Re: Statistics - Geometric Distribution

Quote:

Originally Posted by

**AwesomeHedgehog** For my answer, I got:

f(y) = (1 - p)^(1 - y) * ln(1 - p) for 0 <= y < 1 and 0 elsewhere

I work out that

$\large F_Y(y,p)=1-(1-p)^{\frac{y}{1-y}+1}$

and

$\large f_Y(y,p)=\frac{(p-1) (1-p)^{\frac{y}{1-y}} \log (1-p)}{(y-1)^2}$

for $0 \leq y < 1$

Attachment 30294

Re: Statistics - Geometric Distribution

Thinking about this a bit further I think you have to use the the floor function on $\dfrac{y}{1-y}$ since that exponent really needs to be an integer to make sense as the CDF of an exponential distribution. So you'd have

$F_Y(y,p)=1-(1-p)^{\left \lfloor \frac{y}{1-y}\right \rfloor+1}$

$f_Y(y,p)$ is going to be a staircase sort of function

Re: Statistics - Geometric Distribution

I screwed this whole thing up about as much as possible.

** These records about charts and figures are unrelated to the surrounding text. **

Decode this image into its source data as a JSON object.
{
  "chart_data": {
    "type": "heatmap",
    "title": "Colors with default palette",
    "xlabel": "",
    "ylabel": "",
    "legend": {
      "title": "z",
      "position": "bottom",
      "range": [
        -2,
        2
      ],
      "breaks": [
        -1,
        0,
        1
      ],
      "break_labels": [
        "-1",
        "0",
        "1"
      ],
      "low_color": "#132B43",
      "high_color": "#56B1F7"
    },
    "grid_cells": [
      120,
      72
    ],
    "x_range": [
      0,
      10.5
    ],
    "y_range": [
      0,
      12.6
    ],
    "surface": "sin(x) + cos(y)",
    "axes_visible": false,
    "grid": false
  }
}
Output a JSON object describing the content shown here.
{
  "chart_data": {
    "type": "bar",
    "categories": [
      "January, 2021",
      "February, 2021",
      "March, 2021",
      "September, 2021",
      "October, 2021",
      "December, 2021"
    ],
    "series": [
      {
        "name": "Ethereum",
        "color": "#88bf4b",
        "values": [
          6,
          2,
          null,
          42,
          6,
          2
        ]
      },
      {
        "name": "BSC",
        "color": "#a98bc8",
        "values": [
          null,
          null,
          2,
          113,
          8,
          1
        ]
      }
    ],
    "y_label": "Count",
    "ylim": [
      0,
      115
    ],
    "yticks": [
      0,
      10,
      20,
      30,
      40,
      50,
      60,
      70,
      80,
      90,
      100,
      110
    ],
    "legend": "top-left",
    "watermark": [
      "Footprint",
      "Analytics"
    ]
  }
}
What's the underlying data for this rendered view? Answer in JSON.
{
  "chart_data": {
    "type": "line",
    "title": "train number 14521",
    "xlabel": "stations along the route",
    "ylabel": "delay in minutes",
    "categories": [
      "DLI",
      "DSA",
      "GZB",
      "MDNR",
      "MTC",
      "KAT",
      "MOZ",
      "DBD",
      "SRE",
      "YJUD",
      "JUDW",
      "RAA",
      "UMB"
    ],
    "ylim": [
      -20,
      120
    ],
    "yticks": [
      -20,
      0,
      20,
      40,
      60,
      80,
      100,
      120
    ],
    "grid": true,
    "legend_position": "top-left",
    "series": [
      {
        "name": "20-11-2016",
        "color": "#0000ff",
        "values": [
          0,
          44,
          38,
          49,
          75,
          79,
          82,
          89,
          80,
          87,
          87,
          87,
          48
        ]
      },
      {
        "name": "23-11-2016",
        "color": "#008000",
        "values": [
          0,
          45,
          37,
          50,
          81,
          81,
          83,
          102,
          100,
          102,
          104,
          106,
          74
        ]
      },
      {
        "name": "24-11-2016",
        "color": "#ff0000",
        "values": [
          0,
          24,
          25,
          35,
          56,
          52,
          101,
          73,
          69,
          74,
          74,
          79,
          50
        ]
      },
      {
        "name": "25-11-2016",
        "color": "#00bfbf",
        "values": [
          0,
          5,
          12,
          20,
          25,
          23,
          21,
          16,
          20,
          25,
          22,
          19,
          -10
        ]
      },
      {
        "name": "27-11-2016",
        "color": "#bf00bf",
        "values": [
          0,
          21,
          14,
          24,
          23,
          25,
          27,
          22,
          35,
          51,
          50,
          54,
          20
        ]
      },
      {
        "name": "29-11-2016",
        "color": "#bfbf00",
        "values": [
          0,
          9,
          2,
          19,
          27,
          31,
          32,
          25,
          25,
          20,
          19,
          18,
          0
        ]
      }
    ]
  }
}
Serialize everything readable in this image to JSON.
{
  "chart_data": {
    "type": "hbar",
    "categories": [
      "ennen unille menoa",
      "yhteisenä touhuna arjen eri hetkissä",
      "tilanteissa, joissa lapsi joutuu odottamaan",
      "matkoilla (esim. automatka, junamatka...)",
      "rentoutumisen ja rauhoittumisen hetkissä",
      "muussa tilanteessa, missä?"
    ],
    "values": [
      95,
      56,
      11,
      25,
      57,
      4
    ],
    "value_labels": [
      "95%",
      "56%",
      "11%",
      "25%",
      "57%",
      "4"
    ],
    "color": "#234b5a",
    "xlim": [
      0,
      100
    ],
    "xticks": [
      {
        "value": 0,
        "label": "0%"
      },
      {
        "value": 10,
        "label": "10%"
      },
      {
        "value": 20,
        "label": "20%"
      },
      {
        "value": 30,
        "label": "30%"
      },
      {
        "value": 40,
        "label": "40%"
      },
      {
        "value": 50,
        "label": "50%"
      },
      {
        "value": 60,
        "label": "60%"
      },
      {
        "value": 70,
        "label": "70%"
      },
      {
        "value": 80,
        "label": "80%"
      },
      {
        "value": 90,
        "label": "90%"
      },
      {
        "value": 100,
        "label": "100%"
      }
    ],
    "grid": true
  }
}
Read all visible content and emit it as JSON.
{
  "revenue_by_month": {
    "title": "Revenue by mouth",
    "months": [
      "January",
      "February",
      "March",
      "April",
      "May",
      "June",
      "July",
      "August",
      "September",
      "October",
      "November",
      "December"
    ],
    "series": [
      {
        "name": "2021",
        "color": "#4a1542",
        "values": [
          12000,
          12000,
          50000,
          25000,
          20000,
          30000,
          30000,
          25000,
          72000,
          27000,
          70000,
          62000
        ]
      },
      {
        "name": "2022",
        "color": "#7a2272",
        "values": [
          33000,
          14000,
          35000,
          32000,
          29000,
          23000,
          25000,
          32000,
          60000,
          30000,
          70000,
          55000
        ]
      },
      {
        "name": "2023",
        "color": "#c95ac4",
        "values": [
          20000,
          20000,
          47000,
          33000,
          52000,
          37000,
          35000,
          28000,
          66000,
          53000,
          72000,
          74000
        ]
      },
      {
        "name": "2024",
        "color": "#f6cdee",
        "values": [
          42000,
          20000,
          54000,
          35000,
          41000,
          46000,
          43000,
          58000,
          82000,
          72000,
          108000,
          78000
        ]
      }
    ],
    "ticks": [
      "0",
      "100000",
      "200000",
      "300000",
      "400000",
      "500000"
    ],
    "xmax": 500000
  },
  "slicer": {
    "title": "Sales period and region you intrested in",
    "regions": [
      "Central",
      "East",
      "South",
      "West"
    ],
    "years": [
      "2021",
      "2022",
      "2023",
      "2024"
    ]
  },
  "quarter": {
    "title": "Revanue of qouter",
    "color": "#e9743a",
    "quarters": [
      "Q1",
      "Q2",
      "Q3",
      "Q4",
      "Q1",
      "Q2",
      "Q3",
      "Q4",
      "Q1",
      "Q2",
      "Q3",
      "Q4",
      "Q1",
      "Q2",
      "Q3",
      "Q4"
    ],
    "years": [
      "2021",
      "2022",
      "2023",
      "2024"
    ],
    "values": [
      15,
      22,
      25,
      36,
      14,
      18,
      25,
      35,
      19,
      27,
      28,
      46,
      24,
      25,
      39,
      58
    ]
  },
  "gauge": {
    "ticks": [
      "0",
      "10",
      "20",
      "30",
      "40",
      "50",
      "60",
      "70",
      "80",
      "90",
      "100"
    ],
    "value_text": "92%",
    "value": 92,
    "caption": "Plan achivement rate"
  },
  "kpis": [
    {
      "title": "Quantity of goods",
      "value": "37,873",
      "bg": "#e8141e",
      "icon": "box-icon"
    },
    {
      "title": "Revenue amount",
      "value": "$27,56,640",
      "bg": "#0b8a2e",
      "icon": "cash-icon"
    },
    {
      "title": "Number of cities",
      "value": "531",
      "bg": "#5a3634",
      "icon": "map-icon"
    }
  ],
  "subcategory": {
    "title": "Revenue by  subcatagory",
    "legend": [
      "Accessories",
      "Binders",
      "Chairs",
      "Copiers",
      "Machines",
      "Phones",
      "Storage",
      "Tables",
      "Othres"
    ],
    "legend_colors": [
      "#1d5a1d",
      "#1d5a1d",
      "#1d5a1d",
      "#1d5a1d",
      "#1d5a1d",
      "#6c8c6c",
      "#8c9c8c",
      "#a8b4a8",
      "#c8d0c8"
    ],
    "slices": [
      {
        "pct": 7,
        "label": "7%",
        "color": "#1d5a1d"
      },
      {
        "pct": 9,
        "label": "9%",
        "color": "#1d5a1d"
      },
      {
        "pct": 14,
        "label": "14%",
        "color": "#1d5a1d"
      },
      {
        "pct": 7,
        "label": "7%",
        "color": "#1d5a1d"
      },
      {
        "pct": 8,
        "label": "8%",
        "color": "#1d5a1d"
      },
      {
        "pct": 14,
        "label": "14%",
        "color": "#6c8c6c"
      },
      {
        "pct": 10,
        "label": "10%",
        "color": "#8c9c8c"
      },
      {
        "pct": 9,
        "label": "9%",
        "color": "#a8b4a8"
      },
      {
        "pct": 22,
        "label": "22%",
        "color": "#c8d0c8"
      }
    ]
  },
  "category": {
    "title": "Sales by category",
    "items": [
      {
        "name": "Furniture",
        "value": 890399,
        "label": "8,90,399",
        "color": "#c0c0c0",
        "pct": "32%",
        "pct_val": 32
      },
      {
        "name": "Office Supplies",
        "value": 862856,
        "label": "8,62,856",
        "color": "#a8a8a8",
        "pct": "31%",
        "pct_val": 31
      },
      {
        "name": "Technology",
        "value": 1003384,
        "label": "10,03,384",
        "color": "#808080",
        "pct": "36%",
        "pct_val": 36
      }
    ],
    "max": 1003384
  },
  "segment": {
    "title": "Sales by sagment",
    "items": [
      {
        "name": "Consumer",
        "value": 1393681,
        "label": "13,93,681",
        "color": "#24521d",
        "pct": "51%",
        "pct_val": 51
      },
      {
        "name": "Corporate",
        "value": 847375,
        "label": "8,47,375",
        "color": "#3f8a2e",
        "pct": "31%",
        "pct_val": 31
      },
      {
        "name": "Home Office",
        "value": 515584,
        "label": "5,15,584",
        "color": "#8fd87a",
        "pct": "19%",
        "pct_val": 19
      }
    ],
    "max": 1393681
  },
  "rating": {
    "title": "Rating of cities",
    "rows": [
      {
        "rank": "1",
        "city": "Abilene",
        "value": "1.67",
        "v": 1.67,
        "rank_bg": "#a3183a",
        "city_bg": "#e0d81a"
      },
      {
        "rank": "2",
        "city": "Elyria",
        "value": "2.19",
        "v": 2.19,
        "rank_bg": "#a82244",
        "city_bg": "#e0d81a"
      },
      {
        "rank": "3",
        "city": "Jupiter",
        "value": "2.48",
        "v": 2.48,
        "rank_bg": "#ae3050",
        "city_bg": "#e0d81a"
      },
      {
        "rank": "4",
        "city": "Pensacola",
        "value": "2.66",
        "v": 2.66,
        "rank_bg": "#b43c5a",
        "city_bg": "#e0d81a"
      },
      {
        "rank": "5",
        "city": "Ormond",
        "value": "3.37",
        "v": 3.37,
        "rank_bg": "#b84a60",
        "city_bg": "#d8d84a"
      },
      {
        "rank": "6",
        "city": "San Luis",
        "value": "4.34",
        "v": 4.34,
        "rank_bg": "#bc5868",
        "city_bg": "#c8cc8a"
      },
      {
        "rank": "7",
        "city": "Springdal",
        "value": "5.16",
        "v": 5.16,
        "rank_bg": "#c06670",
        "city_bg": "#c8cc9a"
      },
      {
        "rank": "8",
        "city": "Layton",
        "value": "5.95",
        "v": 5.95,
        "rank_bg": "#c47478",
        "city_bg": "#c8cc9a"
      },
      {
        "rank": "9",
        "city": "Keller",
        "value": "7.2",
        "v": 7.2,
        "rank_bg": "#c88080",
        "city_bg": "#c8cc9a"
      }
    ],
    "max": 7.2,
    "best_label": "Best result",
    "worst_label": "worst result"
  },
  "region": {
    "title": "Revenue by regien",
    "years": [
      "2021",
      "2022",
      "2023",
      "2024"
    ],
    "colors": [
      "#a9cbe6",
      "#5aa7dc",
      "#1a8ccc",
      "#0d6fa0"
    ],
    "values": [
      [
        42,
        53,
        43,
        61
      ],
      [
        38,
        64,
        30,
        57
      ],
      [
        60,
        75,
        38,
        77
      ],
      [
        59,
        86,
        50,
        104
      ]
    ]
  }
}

Really all you need to do here is calculate for each $X$, what $Y=\frac{X}{X+1}$ is and assign X's probability to that value.

for example for $X=0, Y=1$ and has probabilty $p$. Similarly in the chart below for $p=\frac{1}{3}$

$

\begin{array}{cccc}

X &Y &p_Y(y) &F_Y(y) \\

0 & 0 & 0.333333 & 0.333333 \\

1 & \frac{1}{2} & 0.222222 & 0.555556 \\

2 & \frac{2}{3} & 0.148148 & 0.703704 \\

3 & \frac{3}{4} & 0.0987654 & 0.802469 \\

4 & \frac{4}{5} & 0.0658436 & 0.868313 \\

5 & \frac{5}{6} & 0.0438957 & 0.912209 \\

6 & \frac{6}{7} & 0.0292638 & 0.941472 \\

7 & \frac{7}{8} & 0.0195092 & 0.960982 \\

8 & \frac{8}{9} & 0.0130061 & 0.973988 \\

9 & \frac{9}{10} & 0.00867076 & 0.982658 \\

10 & \frac{10}{11} & 0.00578051 & 0.988439 \\

11 & \frac{11}{12} & 0.00385367 & 0.992293 \\

12 & \frac{12}{13} & 0.00256912 & 0.994862 \\

13 & \frac{13}{14} & 0.00171274 & 0.996575 \\

14 & \frac{14}{15} & 0.00114183 & 0.997716 \\

15 & \frac{15}{16} & 0.000761219 & 0.998478 \\

\end{array}$

Re: Statistics - Geometric Distribution

How did you know to use those values for both X and Y in the chart?

Re: Statistics - Geometric Distribution

Quote:

Originally Posted by

**AwesomeHedgehog** How did you know to use those values for both X and Y in the chart?

X is geometrically distributed so X=0,1,2 .... I just stopped at 15 because there's not room to list the whole infinite sequence. :D

$Y=\frac{X}{X+1}$, these come from letting X be as above.